Referring to the upper surface of cabinet 11, a plurality of displays,
control switches and indicator lights are mounted. A first digital display
51 shows the temperature setting of the fluid to be applied to the wound
site as set by the operator. A second display 52 displays the actual
temperature of the fluid within the thermoelectric cooling unit. The third
display 53 displays the calculated temperature of the fluid within the
blanket 17 being applied to the wound of the patient. A power cord 50
supplies operating current to the control unit 36 for the operation of the
control and power circuitry.
A first control switch 54 is touch actuated and serves to start the
operation of the system. A second touch control switch 55 raises the
temperature for which the system is set, as shown in display 51. The third
switch 56 lowers the temperature at which the system is set as shown in
the first display 51. The fourth switch 57 controls the system to switch
the temperatures used from fahrenheit to centigrade and back again.
Finally, the fifth switch 58 serves to stop the pump and the cooling
operation of the system. This function is used by the patient in the event
that the blanket 17 must be temporarily removed from the patient when the
patient leaves his bed.
The first indicator light 61 indicates the need to add fluid to the system.

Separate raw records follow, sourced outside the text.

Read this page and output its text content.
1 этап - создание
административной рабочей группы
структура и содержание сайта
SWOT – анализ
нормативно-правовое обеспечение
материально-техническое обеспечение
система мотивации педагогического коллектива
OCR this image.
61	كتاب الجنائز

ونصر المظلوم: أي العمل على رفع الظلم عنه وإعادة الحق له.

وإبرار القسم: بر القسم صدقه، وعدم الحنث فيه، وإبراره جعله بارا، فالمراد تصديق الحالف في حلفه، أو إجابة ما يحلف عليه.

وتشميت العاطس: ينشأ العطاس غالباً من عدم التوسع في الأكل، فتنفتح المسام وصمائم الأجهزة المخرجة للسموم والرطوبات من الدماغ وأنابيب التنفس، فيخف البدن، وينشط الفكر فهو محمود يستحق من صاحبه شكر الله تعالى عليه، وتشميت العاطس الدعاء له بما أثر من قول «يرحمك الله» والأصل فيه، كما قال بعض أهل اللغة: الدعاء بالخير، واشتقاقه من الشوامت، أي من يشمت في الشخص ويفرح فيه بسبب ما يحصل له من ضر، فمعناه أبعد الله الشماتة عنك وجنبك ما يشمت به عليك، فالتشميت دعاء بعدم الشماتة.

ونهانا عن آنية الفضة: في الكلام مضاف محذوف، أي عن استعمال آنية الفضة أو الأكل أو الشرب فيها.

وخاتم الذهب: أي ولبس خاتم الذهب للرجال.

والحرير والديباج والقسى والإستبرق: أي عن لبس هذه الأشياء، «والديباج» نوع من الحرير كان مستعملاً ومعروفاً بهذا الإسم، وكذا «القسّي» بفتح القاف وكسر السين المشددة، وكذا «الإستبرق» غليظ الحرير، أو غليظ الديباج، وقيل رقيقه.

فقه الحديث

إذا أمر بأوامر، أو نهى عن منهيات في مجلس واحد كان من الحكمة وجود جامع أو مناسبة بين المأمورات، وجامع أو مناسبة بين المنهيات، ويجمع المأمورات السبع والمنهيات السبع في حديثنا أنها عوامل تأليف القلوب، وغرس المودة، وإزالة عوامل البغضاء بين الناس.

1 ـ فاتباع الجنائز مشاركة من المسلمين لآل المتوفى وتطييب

This is determined by a preselected difference between the set temperature
shown in display 51 and the unit temperature shown in 52 indicating the
absence of fluid to lower that temperature. Alternatively, the system may
include a dual point conductivity probe located in either the delivery or
return fluid flow lines to measure the conductivity of the fluid flowing
therein. If a high percentage of air is contained in the fluid, the
resistance will go up indicating a need to add water to the system. The
second indicator light 62 is lit to indicate the necessity for checking a
fluid connection on the possibility that a leakage has occurred. The third
indicator light 63 is lit when the system is operating properly. The
fourth indicator light 64 is lit when the system is ready to begin fluid
circulation operation by pressing the start switch 54.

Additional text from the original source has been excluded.